In his memoirs, Mr Pickering writes: “In 1857 Cyrus Field made his third trip to England to raise money for laying a cable across the Atlantic. As before both the American and British governments turned a deaf ear to him.. The evening before he was to have sailed back to America he dined at our house near Birkenhead. At that dinner my father said ‘If I can induce you to stay another week here we will go to London and raise the money to carry out this project.’ This, they did.

“My father, C. W. H. Pickering, was with the firm John Henry Schroder & Company, bankers in Hamburg, Germany and London and merchants in Liverpool, doing business with the whole world. My father was made managing director of the cable company and while the cable was being made our home at New Brighton was being built. During this time our family moved to Bonn on the Rhine and I and my brother attended school there. One August 5, 1858 the day the first message crossed the Atlantic my youngest sister was born.

“The American and British governments each supplied a man-of-war to lay the cable. Half the cable was made at Blackwall, London and half at Birkenhead, Liverpool. The American ‘Niagara’ commenced to lay the cable from Newfoundland and the ‘Agemenon’ a British man-of-war began from Valencia, Ireland. They met in mid-ocean August 5, 1858, spliced the ends and lowered the cable to the bottom.

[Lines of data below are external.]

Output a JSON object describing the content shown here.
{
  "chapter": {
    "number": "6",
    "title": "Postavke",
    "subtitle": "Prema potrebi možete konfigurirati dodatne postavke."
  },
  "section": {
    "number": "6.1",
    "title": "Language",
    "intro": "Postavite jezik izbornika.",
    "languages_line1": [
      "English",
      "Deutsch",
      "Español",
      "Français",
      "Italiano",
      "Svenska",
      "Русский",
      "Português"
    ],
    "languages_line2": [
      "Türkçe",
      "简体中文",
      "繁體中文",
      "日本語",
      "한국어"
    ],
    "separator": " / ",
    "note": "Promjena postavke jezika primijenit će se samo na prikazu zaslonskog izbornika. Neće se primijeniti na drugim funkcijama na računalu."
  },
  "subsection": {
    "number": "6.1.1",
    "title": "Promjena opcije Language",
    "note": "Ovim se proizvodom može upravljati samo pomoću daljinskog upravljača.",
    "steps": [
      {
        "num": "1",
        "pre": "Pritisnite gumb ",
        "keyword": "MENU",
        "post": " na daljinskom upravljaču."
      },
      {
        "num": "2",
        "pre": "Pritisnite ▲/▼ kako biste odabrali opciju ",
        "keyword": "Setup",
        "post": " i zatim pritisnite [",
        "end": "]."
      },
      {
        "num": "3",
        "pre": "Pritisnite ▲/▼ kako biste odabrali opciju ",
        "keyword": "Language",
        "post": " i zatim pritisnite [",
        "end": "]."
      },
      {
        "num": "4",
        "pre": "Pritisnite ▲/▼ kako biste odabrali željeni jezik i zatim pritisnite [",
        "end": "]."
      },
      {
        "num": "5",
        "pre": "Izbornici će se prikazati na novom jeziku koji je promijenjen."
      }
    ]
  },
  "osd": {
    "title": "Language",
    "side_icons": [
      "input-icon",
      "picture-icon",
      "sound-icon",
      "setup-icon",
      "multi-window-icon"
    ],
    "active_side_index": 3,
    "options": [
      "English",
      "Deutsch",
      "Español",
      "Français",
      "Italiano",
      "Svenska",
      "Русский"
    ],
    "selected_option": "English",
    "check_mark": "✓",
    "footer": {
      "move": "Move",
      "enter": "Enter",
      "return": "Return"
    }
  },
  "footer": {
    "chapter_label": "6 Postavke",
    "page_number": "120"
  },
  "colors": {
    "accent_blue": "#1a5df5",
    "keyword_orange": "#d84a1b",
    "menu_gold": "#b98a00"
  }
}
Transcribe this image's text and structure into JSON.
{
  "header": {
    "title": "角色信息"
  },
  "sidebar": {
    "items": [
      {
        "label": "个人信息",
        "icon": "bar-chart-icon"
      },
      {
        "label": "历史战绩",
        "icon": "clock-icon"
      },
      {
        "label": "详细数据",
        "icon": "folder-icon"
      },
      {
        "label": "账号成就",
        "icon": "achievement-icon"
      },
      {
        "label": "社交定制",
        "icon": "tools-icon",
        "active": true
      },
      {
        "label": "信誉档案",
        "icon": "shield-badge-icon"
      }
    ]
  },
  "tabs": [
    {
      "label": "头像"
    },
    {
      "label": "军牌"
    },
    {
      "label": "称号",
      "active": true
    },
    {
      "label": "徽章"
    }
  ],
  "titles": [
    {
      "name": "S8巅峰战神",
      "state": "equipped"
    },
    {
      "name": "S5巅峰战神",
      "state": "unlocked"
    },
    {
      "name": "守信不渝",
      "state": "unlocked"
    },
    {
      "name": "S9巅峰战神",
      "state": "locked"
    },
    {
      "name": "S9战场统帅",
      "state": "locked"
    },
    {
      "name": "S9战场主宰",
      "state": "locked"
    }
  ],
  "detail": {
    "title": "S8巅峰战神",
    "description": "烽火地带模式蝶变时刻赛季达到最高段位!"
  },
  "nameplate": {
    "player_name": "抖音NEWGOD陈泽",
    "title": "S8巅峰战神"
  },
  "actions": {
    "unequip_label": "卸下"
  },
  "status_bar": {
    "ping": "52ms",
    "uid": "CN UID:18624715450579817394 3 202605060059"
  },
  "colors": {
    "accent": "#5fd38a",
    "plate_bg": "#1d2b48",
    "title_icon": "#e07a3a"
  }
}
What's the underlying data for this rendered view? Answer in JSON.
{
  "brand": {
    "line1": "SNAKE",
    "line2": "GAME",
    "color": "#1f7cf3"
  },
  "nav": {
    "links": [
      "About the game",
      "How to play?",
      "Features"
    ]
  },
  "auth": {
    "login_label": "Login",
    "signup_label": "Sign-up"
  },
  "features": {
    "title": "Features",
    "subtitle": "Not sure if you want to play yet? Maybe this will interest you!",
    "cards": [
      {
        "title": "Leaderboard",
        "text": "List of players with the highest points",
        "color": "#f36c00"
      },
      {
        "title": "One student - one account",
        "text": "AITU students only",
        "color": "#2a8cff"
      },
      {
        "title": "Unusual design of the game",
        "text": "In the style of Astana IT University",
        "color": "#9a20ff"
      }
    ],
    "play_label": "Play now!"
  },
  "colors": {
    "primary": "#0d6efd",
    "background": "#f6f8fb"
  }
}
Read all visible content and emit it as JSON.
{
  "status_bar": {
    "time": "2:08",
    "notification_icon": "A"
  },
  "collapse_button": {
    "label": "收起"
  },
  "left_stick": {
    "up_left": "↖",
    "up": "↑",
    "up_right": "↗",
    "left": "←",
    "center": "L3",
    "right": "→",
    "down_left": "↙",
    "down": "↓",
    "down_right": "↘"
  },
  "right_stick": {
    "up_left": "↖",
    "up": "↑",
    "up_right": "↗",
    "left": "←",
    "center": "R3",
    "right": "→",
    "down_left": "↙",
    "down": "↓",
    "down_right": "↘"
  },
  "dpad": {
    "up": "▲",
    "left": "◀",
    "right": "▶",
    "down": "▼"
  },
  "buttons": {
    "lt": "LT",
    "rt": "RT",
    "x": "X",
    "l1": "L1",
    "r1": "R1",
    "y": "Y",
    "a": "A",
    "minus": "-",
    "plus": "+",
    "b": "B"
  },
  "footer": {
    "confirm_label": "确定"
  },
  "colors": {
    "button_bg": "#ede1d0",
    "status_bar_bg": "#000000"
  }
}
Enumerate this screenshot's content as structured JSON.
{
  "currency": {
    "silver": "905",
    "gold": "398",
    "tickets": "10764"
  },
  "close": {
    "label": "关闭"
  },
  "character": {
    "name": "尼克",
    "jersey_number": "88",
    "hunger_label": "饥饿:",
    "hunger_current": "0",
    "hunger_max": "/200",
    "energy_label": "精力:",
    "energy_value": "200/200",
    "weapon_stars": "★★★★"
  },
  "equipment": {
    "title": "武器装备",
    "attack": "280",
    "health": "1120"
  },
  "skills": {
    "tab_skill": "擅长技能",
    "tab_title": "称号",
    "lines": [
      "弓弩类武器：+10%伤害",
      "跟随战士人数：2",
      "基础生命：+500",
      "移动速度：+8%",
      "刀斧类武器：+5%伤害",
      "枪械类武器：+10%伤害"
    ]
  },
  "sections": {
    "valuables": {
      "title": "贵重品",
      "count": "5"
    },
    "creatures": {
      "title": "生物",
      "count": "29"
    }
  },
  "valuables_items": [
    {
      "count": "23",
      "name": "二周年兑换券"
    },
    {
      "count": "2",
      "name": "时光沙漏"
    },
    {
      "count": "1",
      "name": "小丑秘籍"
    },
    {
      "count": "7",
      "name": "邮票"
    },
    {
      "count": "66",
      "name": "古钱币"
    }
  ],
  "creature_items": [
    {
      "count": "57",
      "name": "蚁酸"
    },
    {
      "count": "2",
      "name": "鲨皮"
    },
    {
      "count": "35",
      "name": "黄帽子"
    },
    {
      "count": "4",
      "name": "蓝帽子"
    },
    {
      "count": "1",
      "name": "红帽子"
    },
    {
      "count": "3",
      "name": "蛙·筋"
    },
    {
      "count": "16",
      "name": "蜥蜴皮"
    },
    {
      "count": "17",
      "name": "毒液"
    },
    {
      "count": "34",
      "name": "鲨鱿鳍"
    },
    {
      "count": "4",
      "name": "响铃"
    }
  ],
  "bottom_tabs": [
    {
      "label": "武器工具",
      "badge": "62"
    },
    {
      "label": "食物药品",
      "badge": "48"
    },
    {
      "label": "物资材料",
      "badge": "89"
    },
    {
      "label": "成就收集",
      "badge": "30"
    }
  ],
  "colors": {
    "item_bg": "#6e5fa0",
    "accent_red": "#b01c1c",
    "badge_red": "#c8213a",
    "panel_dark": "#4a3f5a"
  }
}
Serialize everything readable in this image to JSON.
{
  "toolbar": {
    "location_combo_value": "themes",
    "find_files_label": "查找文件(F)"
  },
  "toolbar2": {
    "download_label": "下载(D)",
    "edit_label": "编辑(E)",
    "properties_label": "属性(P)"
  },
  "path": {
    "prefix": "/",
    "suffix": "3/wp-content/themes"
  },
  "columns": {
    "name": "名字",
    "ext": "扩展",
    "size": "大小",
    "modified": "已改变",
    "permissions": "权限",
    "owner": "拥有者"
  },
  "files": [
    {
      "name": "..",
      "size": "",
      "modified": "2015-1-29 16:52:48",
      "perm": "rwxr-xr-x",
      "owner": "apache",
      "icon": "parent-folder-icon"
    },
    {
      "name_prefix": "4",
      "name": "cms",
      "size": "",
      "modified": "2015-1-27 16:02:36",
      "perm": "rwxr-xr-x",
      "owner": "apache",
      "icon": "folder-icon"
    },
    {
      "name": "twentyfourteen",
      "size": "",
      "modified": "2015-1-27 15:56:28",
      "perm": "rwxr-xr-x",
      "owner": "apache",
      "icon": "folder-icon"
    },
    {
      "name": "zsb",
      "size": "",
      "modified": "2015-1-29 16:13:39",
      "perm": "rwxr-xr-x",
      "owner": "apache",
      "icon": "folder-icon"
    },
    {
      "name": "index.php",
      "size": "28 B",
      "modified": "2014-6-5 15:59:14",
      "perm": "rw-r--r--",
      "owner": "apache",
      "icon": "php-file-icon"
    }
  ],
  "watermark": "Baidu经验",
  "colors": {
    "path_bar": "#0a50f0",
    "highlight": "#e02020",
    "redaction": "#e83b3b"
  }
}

“After it had been in use about three months, this cable broke. After the ‘Great Eastern’ was launched she laid the second cable then grappled the first one, raised it and repaired the break. It worked for about three years, again broke and was abandoned. The shore end of 50 miles was two inches inches in diameter and the main cable was one inch. The center consisted of seven copper wires embedded in gutta-percha and felt. The outside was made like a ship’s rigging. Each of the outside strands was of fine wire twisted together which made the cable too pliable, allowing it to kink and break. The second cable had solid steel wires on the outside which overcame that difficulty.

“The distance covered by the undersea cable was about 1,400 miles.”